Although it might seem that this dependence of the air-speed estimate upon density is an undesirable complication, it’s actually advantageous in those applications to which Pitot-tube anemometers are uniquely suited. This is true because, in these applications, the forces of primary interest (e.g., lift from an airplane’s wing or propulsion from a boat’s sail) are themselves related directly to impact pressure and therefore to air density. The air speed measured by a Pitot tube is automatically compensated for variations in air density caused by changes in temperature, barometric pressure, or altitude. It’s therefore exactly the air-speed information most wanted by the pilot or sailor.

The heart of the Pitot tube airspeed indicator is piezoresistive differential pressure sensor G1. Op amp A1, in combination with VR1 and R1, R2, and R3 controls Q1 and Q2 to generate constant-current-bridge bias I1 = 500 µA. In response, G1 produces a differential voltage (V_{1} − V_{2}) equal, after zero compensation via R4, R5, R6, and R7 to approximately 8 mV/psig of impact pressure. The A2, A3 differential pair controls Q3 so as to convert (V_{1} − V_{2}) to impact-pressure-proportional current I2 ≈ 160 µA/psig.

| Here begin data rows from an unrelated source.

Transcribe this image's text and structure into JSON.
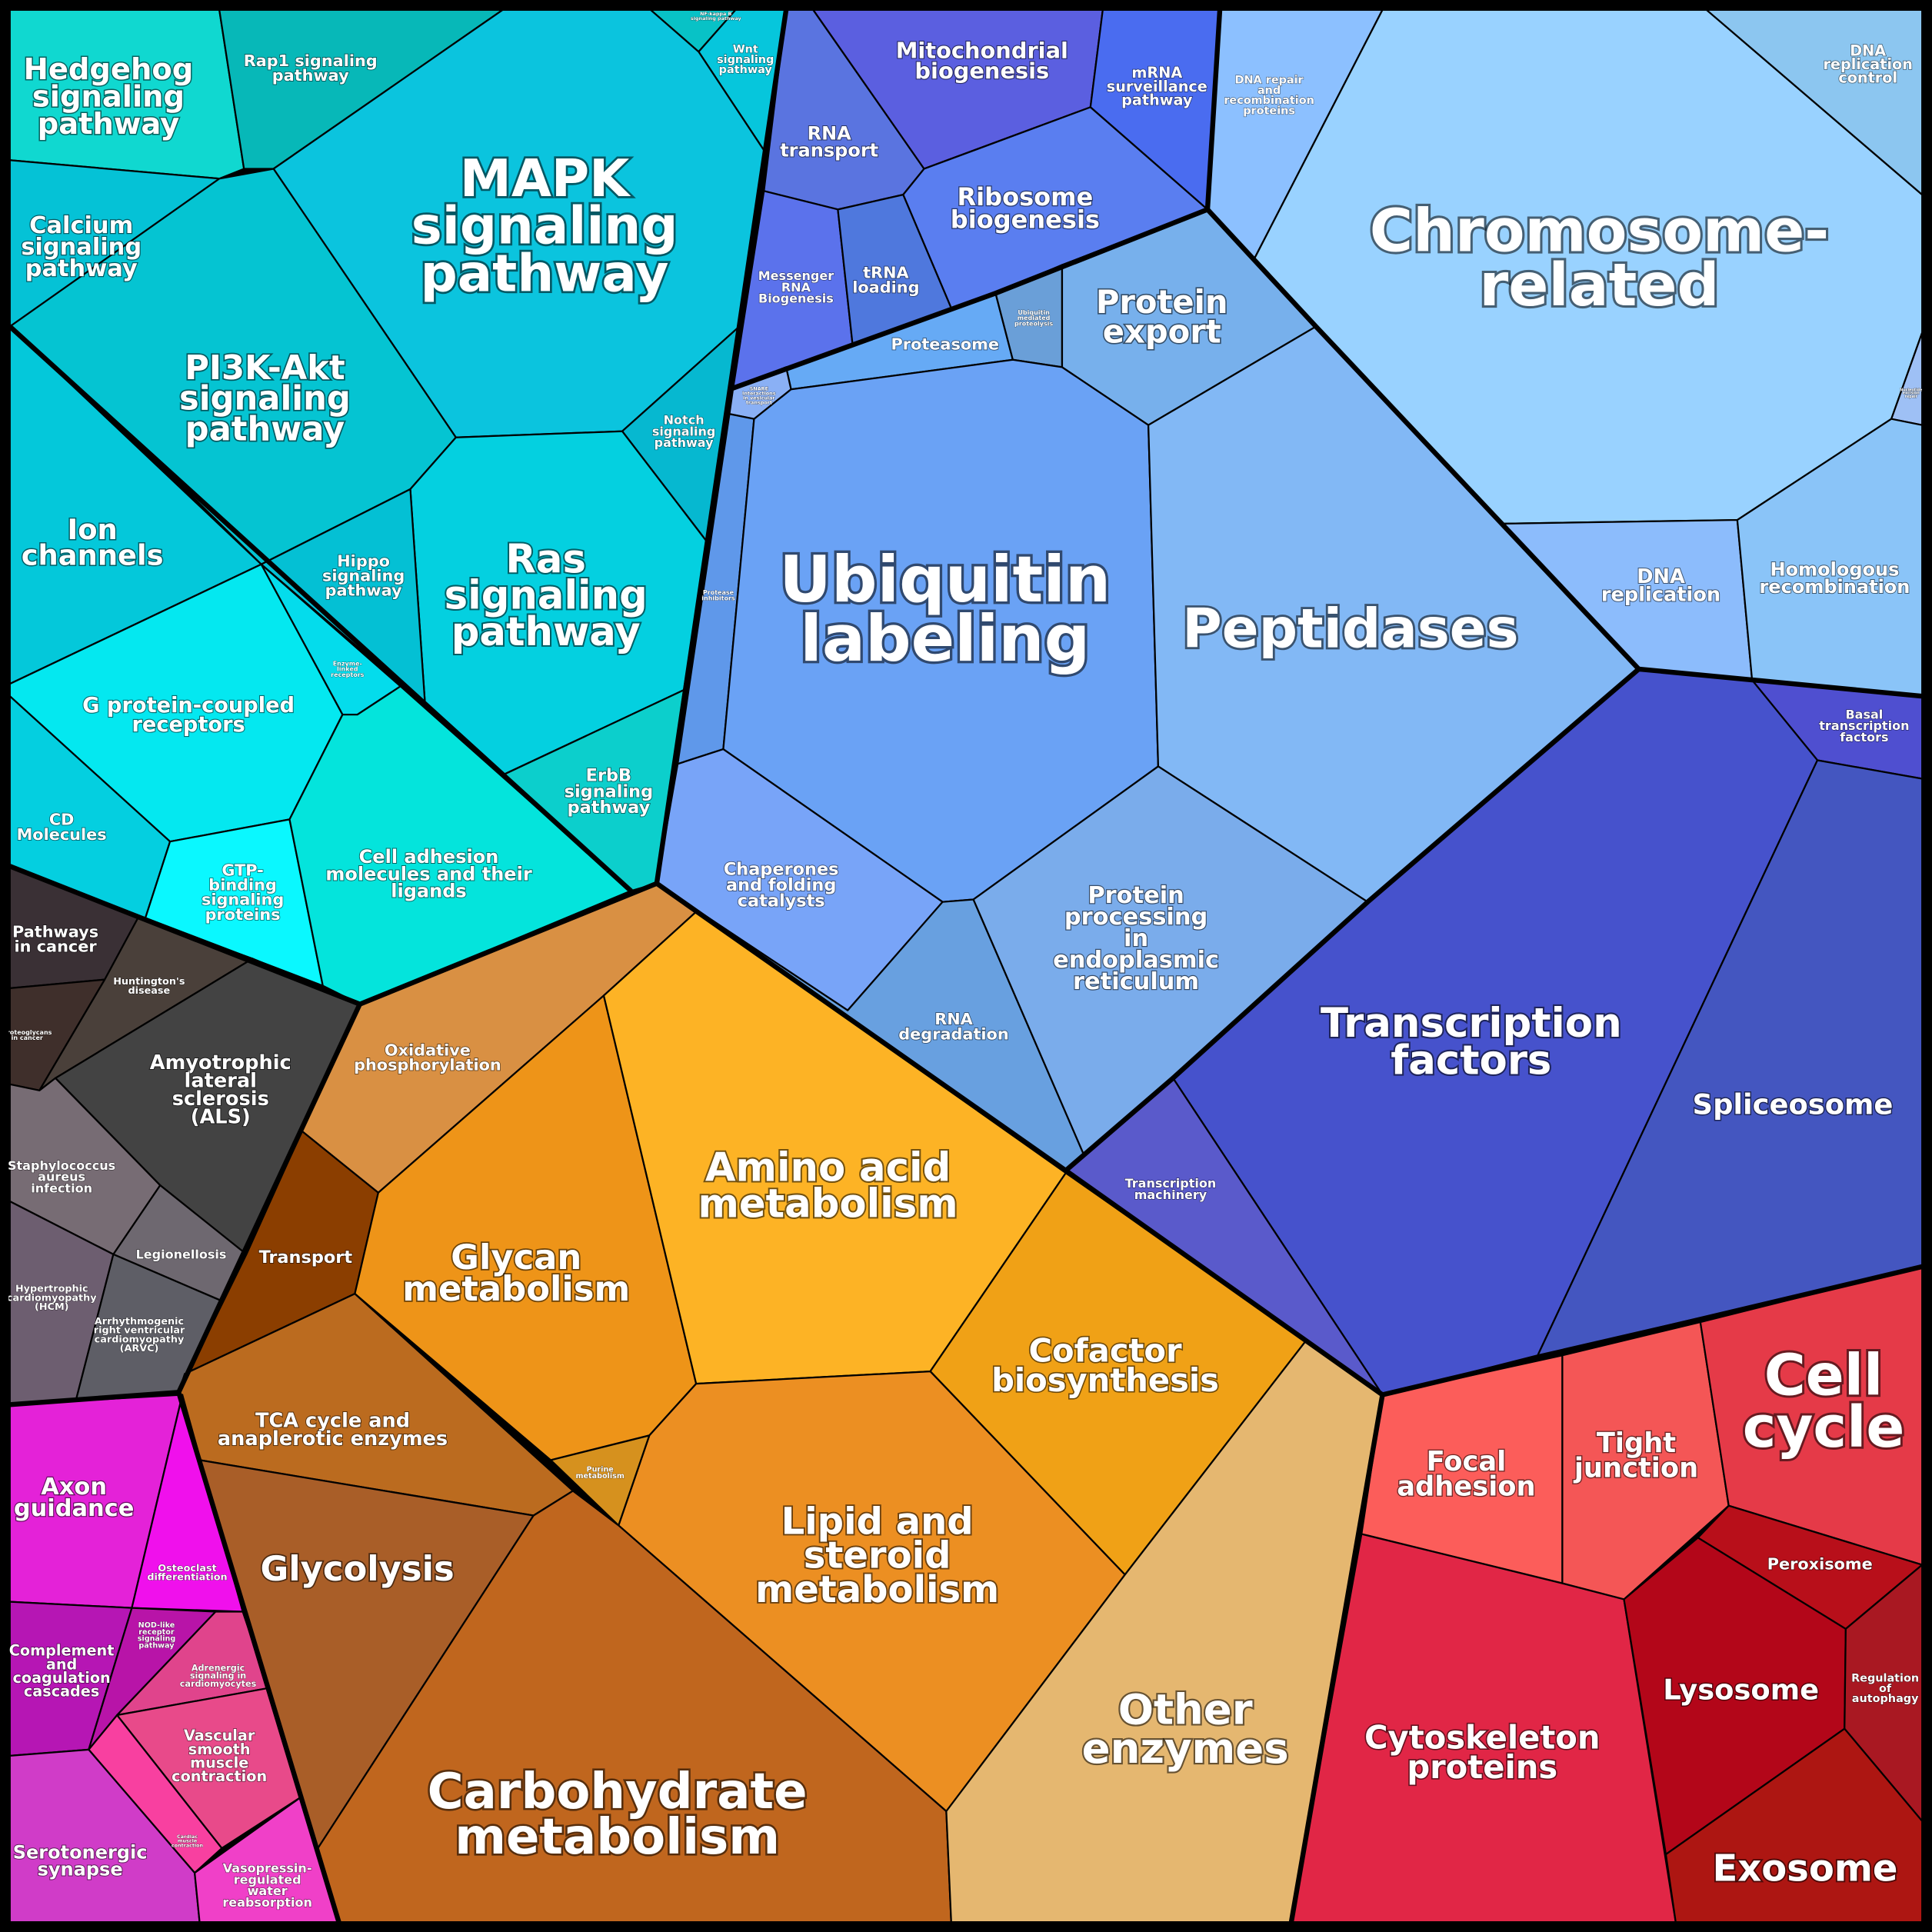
{
  "cells": [
    {
      "id": "hedgehog",
      "lines": [
        "Hedgehog",
        "signaling",
        "pathway"
      ],
      "color": "#10d8d0"
    },
    {
      "id": "rap1",
      "lines": [
        "Rap1 signaling",
        "pathway"
      ],
      "color": "#07b8b8"
    },
    {
      "id": "nfkb",
      "lines": [
        "NF-kappa B",
        "signaling pathway"
      ],
      "color": "#08c2c6"
    },
    {
      "id": "wnt",
      "lines": [
        "Wnt",
        "signaling",
        "pathway"
      ],
      "color": "#06c6dc"
    },
    {
      "id": "mapk",
      "lines": [
        "MAPK",
        "signaling",
        "pathway"
      ],
      "color": "#0bc4de"
    },
    {
      "id": "calcium",
      "lines": [
        "Calcium",
        "signaling",
        "pathway"
      ],
      "color": "#05c2d6"
    },
    {
      "id": "pi3k",
      "lines": [
        "PI3K-Akt",
        "signaling",
        "pathway"
      ],
      "color": "#05c4d2"
    },
    {
      "id": "notch",
      "lines": [
        "Notch",
        "signaling",
        "pathway"
      ],
      "color": "#06b8d0"
    },
    {
      "id": "ras",
      "lines": [
        "Ras",
        "signaling",
        "pathway"
      ],
      "color": "#04d0e0"
    },
    {
      "id": "hippo",
      "lines": [
        "Hippo",
        "signaling",
        "pathway"
      ],
      "color": "#04c0d4"
    },
    {
      "id": "erbb",
      "lines": [
        "ErbB",
        "signaling",
        "pathway"
      ],
      "color": "#0ccfcc"
    },
    {
      "id": "ion",
      "lines": [
        "Ion",
        "channels"
      ],
      "color": "#04c8da"
    },
    {
      "id": "enzyme",
      "lines": [
        "Enzyme-",
        "linked",
        "receptors"
      ],
      "color": "#04dcec"
    },
    {
      "id": "gpcr",
      "lines": [
        "G protein-coupled",
        "receptors"
      ],
      "color": "#04e8f0"
    },
    {
      "id": "cd",
      "lines": [
        "CD",
        "Molecules"
      ],
      "color": "#04cfe0"
    },
    {
      "id": "gtp",
      "lines": [
        "GTP-",
        "binding",
        "signaling",
        "proteins"
      ],
      "color": "#0af8ff"
    },
    {
      "id": "celladh",
      "lines": [
        "Cell adhesion",
        "molecules and their",
        "ligands"
      ],
      "color": "#04e4dc"
    },
    {
      "id": "cancer",
      "lines": [
        "Pathways",
        "in cancer"
      ],
      "color": "#3a3035"
    },
    {
      "id": "proteoglycans",
      "lines": [
        "Proteoglycans",
        "in cancer"
      ],
      "color": "#3f2f2b"
    },
    {
      "id": "huntington",
      "lines": [
        "Huntington's",
        "disease"
      ],
      "color": "#4a403a"
    },
    {
      "id": "als",
      "lines": [
        "Amyotrophic",
        "lateral",
        "sclerosis",
        "(ALS)"
      ],
      "color": "#434343"
    },
    {
      "id": "staph",
      "lines": [
        "Staphylococcus",
        "aureus",
        "infection"
      ],
      "color": "#776c74"
    },
    {
      "id": "legion",
      "lines": [
        "Legionellosis"
      ],
      "color": "#6e6870"
    },
    {
      "id": "hcm",
      "lines": [
        "Hypertrophic",
        "cardiomyopathy",
        "(HCM)"
      ],
      "color": "#6d5e70"
    },
    {
      "id": "arvc",
      "lines": [
        "Arrhythmogenic",
        "right ventricular",
        "cardiomyopathy",
        "(ARVC)"
      ],
      "color": "#5e5e66"
    },
    {
      "id": "oxphos",
      "lines": [
        "Oxidative",
        "phosphorylation"
      ],
      "color": "#d99043"
    },
    {
      "id": "transport",
      "lines": [
        "Transport"
      ],
      "color": "#8b3e00"
    },
    {
      "id": "glycan",
      "lines": [
        "Glycan",
        "metabolism"
      ],
      "color": "#ee9418"
    },
    {
      "id": "amino",
      "lines": [
        "Amino acid",
        "metabolism"
      ],
      "color": "#fdb325"
    },
    {
      "id": "cofactor",
      "lines": [
        "Cofactor",
        "biosynthesis"
      ],
      "color": "#f0a116"
    },
    {
      "id": "lipid",
      "lines": [
        "Lipid and",
        "steroid",
        "metabolism"
      ],
      "color": "#ec8f22"
    },
    {
      "id": "purine",
      "lines": [
        "Purine",
        "metabolism"
      ],
      "color": "#d6911e"
    },
    {
      "id": "tca",
      "lines": [
        "TCA cycle and",
        "anaplerotic enzymes"
      ],
      "color": "#bb6b1f"
    },
    {
      "id": "glycolysis",
      "lines": [
        "Glycolysis"
      ],
      "color": "#a95e28"
    },
    {
      "id": "carbo",
      "lines": [
        "Carbohydrate",
        "metabolism"
      ],
      "color": "#c0661e"
    },
    {
      "id": "other",
      "lines": [
        "Other",
        "enzymes"
      ],
      "color": "#e5b770"
    },
    {
      "id": "rnatransport",
      "lines": [
        "RNA",
        "transport"
      ],
      "color": "#5a74e0"
    },
    {
      "id": "mito",
      "lines": [
        "Mitochondrial",
        "biogenesis"
      ],
      "color": "#5b5fe0"
    },
    {
      "id": "mrnasurv",
      "lines": [
        "mRNA",
        "surveillance",
        "pathway"
      ],
      "color": "#4a6cf0"
    },
    {
      "id": "ribosome",
      "lines": [
        "Ribosome",
        "biogenesis"
      ],
      "color": "#5a7ef0"
    },
    {
      "id": "mrnabiog",
      "lines": [
        "Messenger",
        "RNA",
        "Biogenesis"
      ],
      "color": "#5b72ec"
    },
    {
      "id": "trna",
      "lines": [
        "tRNA",
        "loading"
      ],
      "color": "#4f78dd"
    },
    {
      "id": "proteasome",
      "lines": [
        "Proteasome"
      ],
      "color": "#66aaf5"
    },
    {
      "id": "ubmed",
      "lines": [
        "Ubiquitin",
        "mediated",
        "proteolysis"
      ],
      "color": "#6a9fd8"
    },
    {
      "id": "protexport",
      "lines": [
        "Protein",
        "export"
      ],
      "color": "#77b0ec"
    },
    {
      "id": "snare",
      "lines": [
        "SNARE",
        "interactions",
        "in vesicular",
        "transport"
      ],
      "color": "#8ab0f5"
    },
    {
      "id": "proteaseinh",
      "lines": [
        "Protease",
        "inhibitors"
      ],
      "color": "#5f98ea"
    },
    {
      "id": "ubiquitin",
      "lines": [
        "Ubiquitin",
        "labeling"
      ],
      "color": "#6aa2f5"
    },
    {
      "id": "peptidases",
      "lines": [
        "Peptidases"
      ],
      "color": "#82b8f5"
    },
    {
      "id": "chaperones",
      "lines": [
        "Chaperones",
        "and folding",
        "catalysts"
      ],
      "color": "#78a4f8"
    },
    {
      "id": "rnadeg",
      "lines": [
        "RNA",
        "degradation"
      ],
      "color": "#68a0e0"
    },
    {
      "id": "er",
      "lines": [
        "Protein",
        "processing",
        "in",
        "endoplasmic",
        "reticulum"
      ],
      "color": "#7aaceb"
    },
    {
      "id": "dnarepair",
      "lines": [
        "DNA repair",
        "and",
        "recombination",
        "proteins"
      ],
      "color": "#8cc0ff"
    },
    {
      "id": "chromosome",
      "lines": [
        "Chromosome-",
        "related"
      ],
      "color": "#99d2ff"
    },
    {
      "id": "dnarepctrl",
      "lines": [
        "DNA",
        "replication",
        "control"
      ],
      "color": "#8cc6f0"
    },
    {
      "id": "ner",
      "lines": [
        "Nucleotide",
        "excision",
        "repair"
      ],
      "color": "#9ec0f5"
    },
    {
      "id": "dnarep",
      "lines": [
        "DNA",
        "replication"
      ],
      "color": "#8cbcfc"
    },
    {
      "id": "homrec",
      "lines": [
        "Homologous",
        "recombination"
      ],
      "color": "#8ac4f8"
    },
    {
      "id": "basaltf",
      "lines": [
        "Basal",
        "transcription",
        "factors"
      ],
      "color": "#4f4fd0"
    },
    {
      "id": "tf",
      "lines": [
        "Transcription",
        "factors"
      ],
      "color": "#4652cc"
    },
    {
      "id": "spliceosome",
      "lines": [
        "Spliceosome"
      ],
      "color": "#4456c0"
    },
    {
      "id": "transmach",
      "lines": [
        "Transcription",
        "machinery"
      ],
      "color": "#5a5acb"
    },
    {
      "id": "focal",
      "lines": [
        "Focal",
        "adhesion"
      ],
      "color": "#fc5d5a"
    },
    {
      "id": "tight",
      "lines": [
        "Tight",
        "junction"
      ],
      "color": "#f45656"
    },
    {
      "id": "cellcycle",
      "lines": [
        "Cell",
        "cycle"
      ],
      "color": "#e53a48"
    },
    {
      "id": "cytoskeleton",
      "lines": [
        "Cytoskeleton",
        "proteins"
      ],
      "color": "#e12646"
    },
    {
      "id": "peroxisome",
      "lines": [
        "Peroxisome"
      ],
      "color": "#b80f1a"
    },
    {
      "id": "lysosome",
      "lines": [
        "Lysosome"
      ],
      "color": "#b30619"
    },
    {
      "id": "autophagy",
      "lines": [
        "Regulation",
        "of",
        "autophagy"
      ],
      "color": "#a91822"
    },
    {
      "id": "exosome",
      "lines": [
        "Exosome"
      ],
      "color": "#ad1612"
    },
    {
      "id": "axon",
      "lines": [
        "Axon",
        "guidance"
      ],
      "color": "#e422d8"
    },
    {
      "id": "osteoclast",
      "lines": [
        "Osteoclast",
        "differentiation"
      ],
      "color": "#f010ec"
    },
    {
      "id": "complement",
      "lines": [
        "Complement",
        "and",
        "coagulation",
        "cascades"
      ],
      "color": "#b616b4"
    },
    {
      "id": "nod",
      "lines": [
        "NOD-like",
        "receptor",
        "signaling",
        "pathway"
      ],
      "color": "#b814a8"
    },
    {
      "id": "adrenergic",
      "lines": [
        "Adrenergic",
        "signaling in",
        "cardiomyocytes"
      ],
      "color": "#e0448c"
    },
    {
      "id": "vascular",
      "lines": [
        "Vascular",
        "smooth",
        "muscle",
        "contraction"
      ],
      "color": "#e84a8a"
    },
    {
      "id": "cardiac",
      "lines": [
        "Cardiac",
        "muscle",
        "contraction"
      ],
      "color": "#f840a0"
    },
    {
      "id": "serotonergic",
      "lines": [
        "Serotonergic",
        "synapse"
      ],
      "color": "#d03cc8"
    },
    {
      "id": "vasopressin",
      "lines": [
        "Vasopressin-",
        "regulated",
        "water",
        "reabsorption"
      ],
      "color": "#f040c8"
    }
  ]
}
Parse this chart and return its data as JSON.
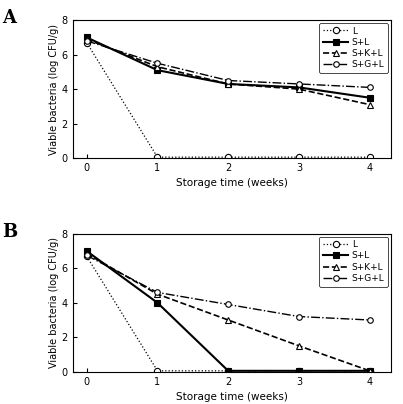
{
  "x": [
    0,
    1,
    2,
    3,
    4
  ],
  "panel_A": {
    "L": [
      6.7,
      0.05,
      0.05,
      0.05,
      0.05
    ],
    "S+L": [
      7.0,
      5.1,
      4.3,
      4.1,
      3.5
    ],
    "S+K+L": [
      6.9,
      5.3,
      4.3,
      4.0,
      3.1
    ],
    "S+G+L": [
      6.8,
      5.5,
      4.5,
      4.3,
      4.1
    ]
  },
  "panel_B": {
    "L": [
      6.7,
      0.05,
      0.05,
      0.05,
      0.05
    ],
    "S+L": [
      7.0,
      4.0,
      0.05,
      0.05,
      0.05
    ],
    "S+K+L": [
      6.85,
      4.5,
      3.0,
      1.5,
      0.05
    ],
    "S+G+L": [
      6.75,
      4.6,
      3.9,
      3.2,
      3.0
    ]
  },
  "xlabel": "Storage time (weeks)",
  "ylabel": "Viable bacteria (log CFU/g)",
  "ylim": [
    0,
    8
  ],
  "yticks": [
    0,
    2,
    4,
    6,
    8
  ],
  "xticks": [
    0,
    1,
    2,
    3,
    4
  ],
  "label_A": "A",
  "label_B": "B",
  "legend_labels": [
    "L",
    "S+L",
    "S+K+L",
    "S+G+L"
  ]
}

Calculating √—I_{2} works as follows: Due to the logarithmic behavior of silicon transistors, base-emitter voltages V_{be2} = Alog(I_{1}/2) + B, and V_{be3} = Alog(I_{2}) + B, where A and B are constants common to all five transistors in the LM3046 array. Because addition of logs is equivalent to multiplication, (V_{be2} + V_{be3}) = (Alog(I_{1} × I_{2}/2) + 2B). Series/parallel connection makes (V_{be2} + V_{be3}) = (V_{be4} + V_{be5}) and, because of the implicit matching between transistors in a monolithic array, V_{be4} = V_{be5}. Therefore, V_{be4} = V_{be5} = (Alog(I_{1} I2/2)/2 + B). Division of logs is equivalent to inverse exponentiation. Hence, V_{be5} = log(√—I_{1}× I_{2}/2) + B.

This makes log(I_{3}) = log(√—I_{1} × I_{2}/2). I1/2 = 250 µA, so substitution and exponentiation yields I_{3} = √—I_{2} × 250mA.

With the components and circuit values shown, I_{3} ≈ 1 µA/knot. With suitable adjustment of R8, a wide range of full-scale air speeds can be calibrated for. If R8 ≈ 10k, for example, V_{out} = 10 mV/knot for a 1-V fullscale output at 100 knots. This is just about right for duty as a primary airspeed indicator in an ultralight aircraft. Of course, suitable adjustment of R8 can accommodate different preferences in air-speed measurement units, such as meters per second or statute miles per hour.

Supply-voltage regulation for this circuit isn’t critical and power demand is modest, easily allowing battery operation. The simple power supply shown will provide more than 100 hours of operation from a 9-V alkaline battery.